En el caso argentino, el dinero también provino de fondos de inversión, cobertura o jubilatorios de Estados Unidos y otros países centrales, pero no hubo “gerentes” que los estafaran mediante maniobras contables para fabricar burbujas corporativas. Tratándose de un país, la gestión estuvo en manos de los sucesivos gobiernos, con sus miembros electos y sus cuadros técnicos, algunos (pocos o muchos) de los cuales incurrieron en aquella complicidad de la que se acusa a contadores y auditores en los desaguisados empresarios. En todo caso, a diferencia de una empresa, un país no desaparece: sigue adelante, aunque solo queden escombros. Pfaff concluye que el capitalismo de los propietarios falló en la práctica porque la propiedad se atomizó de tal modo a través de la Bolsa que dejó de haber un dueño responsable.
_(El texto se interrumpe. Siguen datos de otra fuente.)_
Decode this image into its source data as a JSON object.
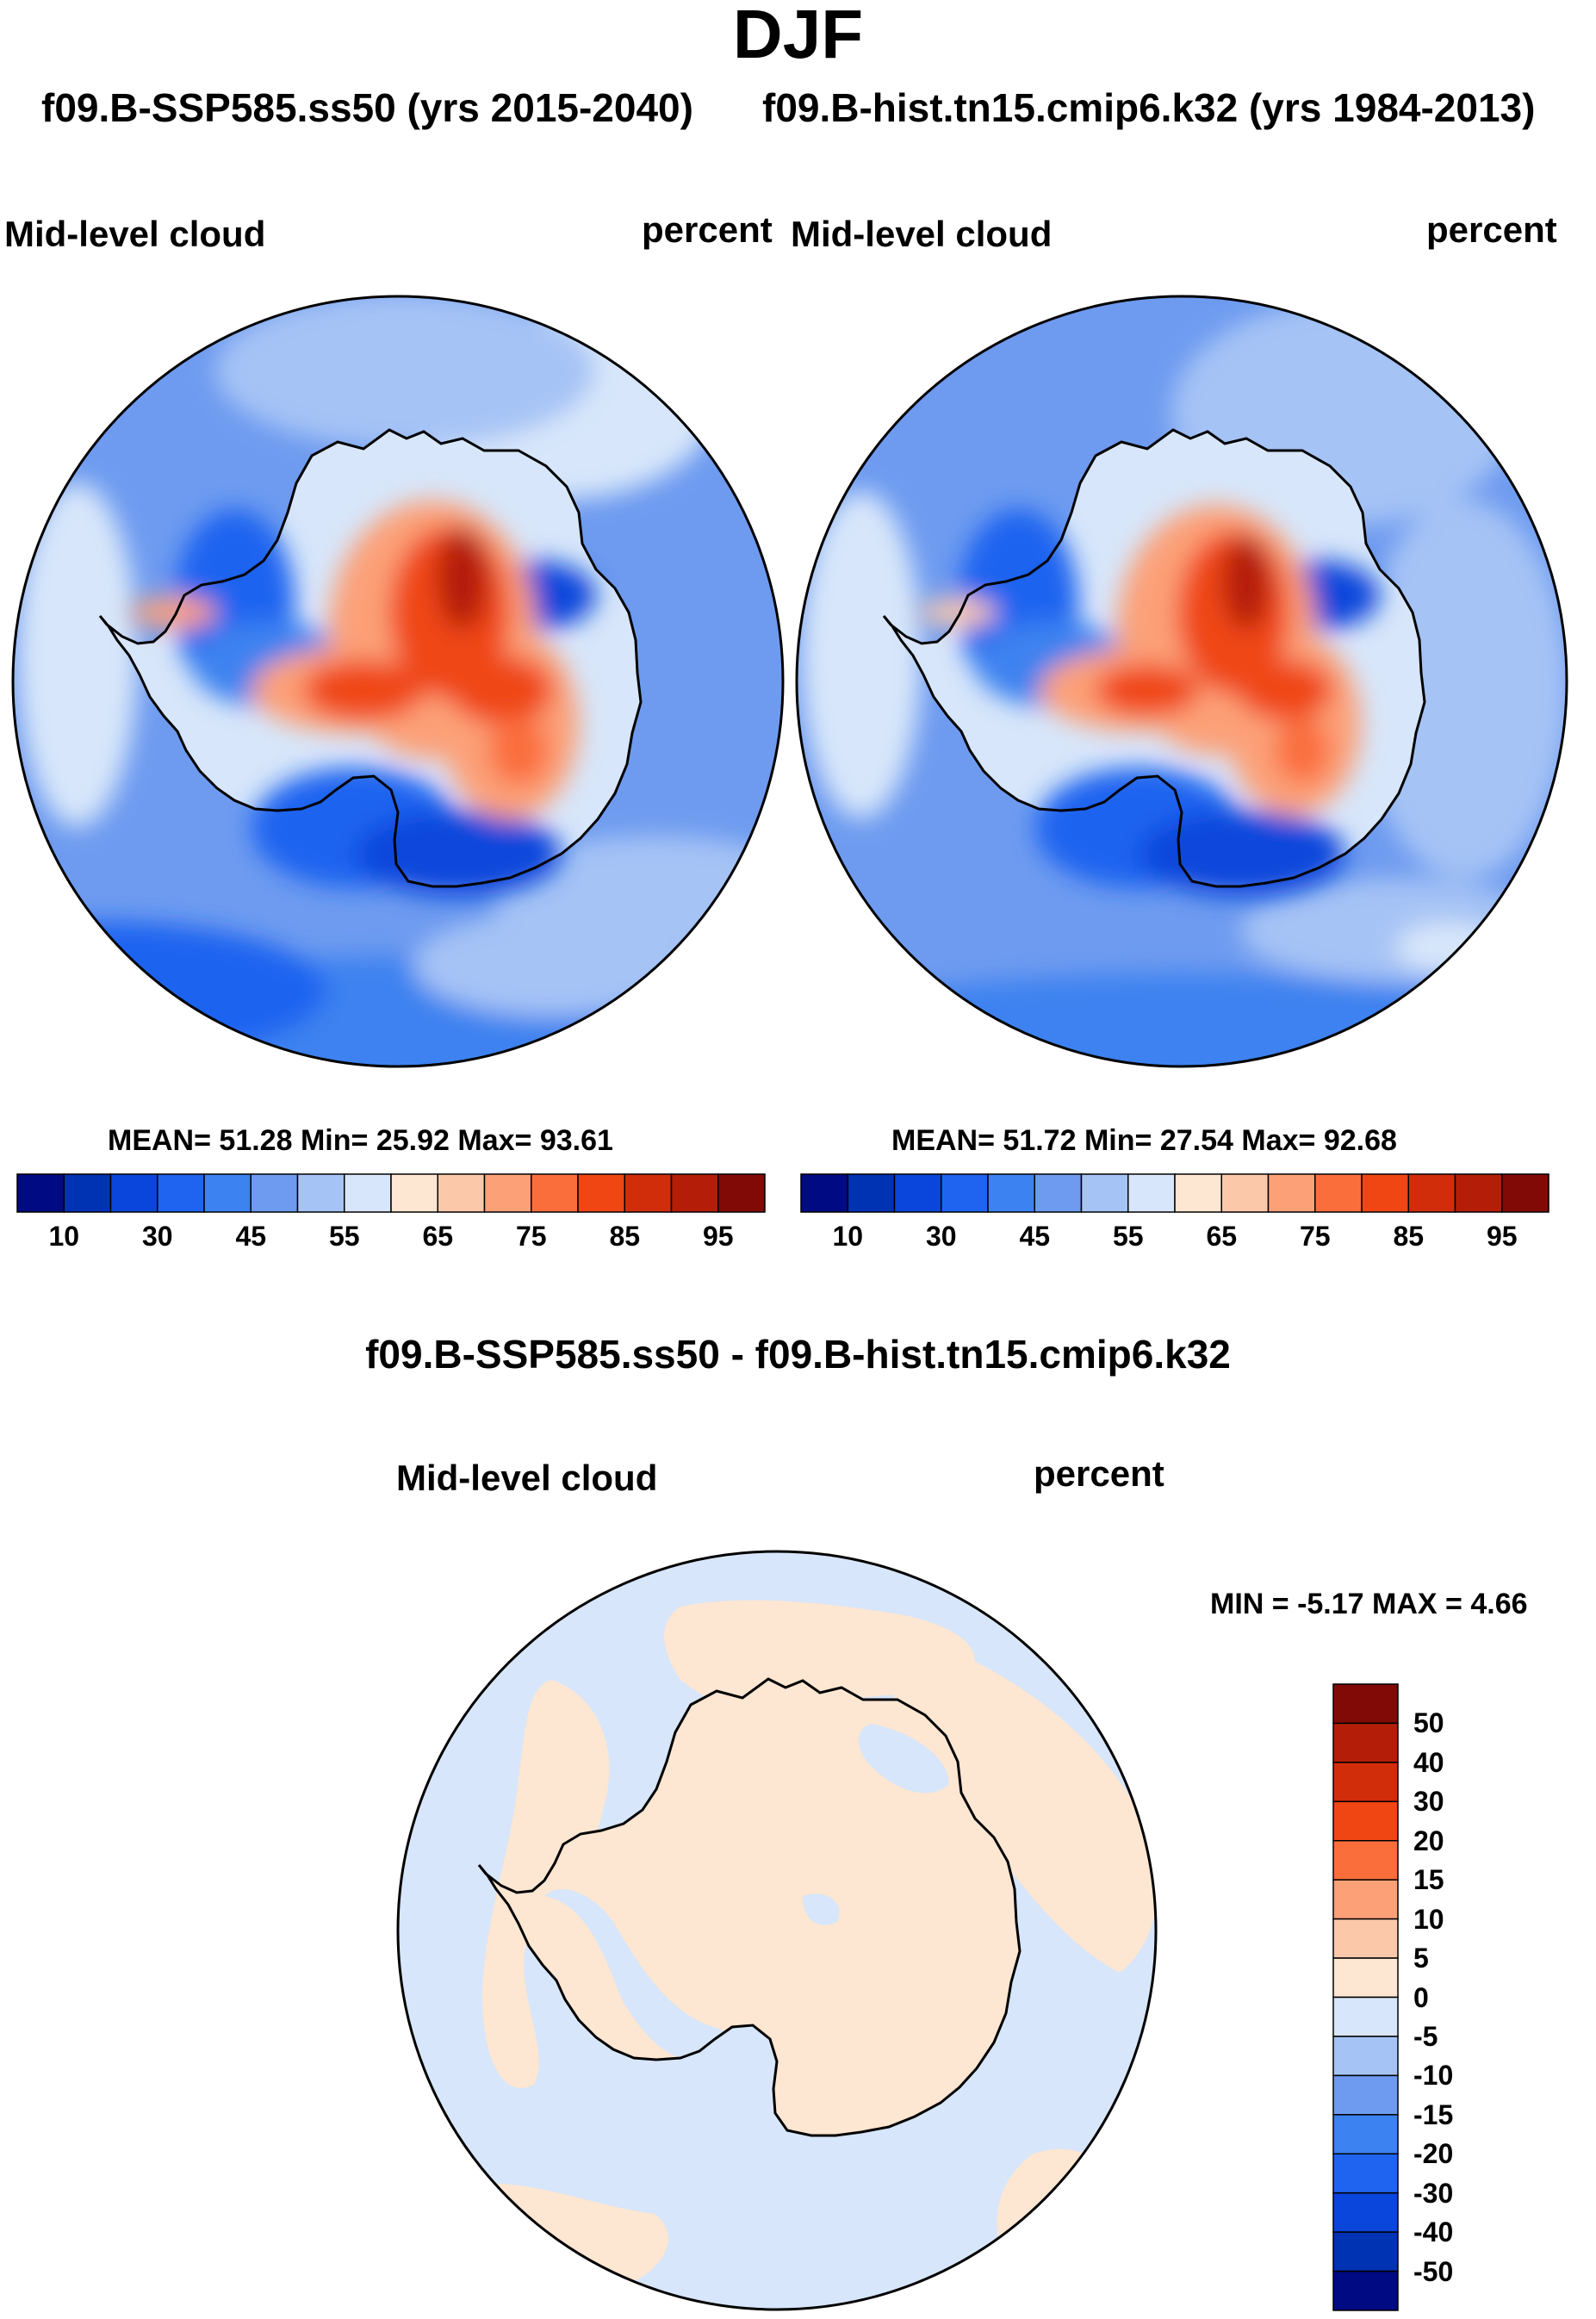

Ese vacío fue explotado por los gerentes para convertir a las compañías en mecanismos para su enriquecimiento personal. “Esto es moralmente inaceptable –condena–, pero es también una corrupción del capitalismo mismo y de la sociedad en la cual funciona.” Degeneración que no parece haberse limitado al espacio interior de la economía estadounidense.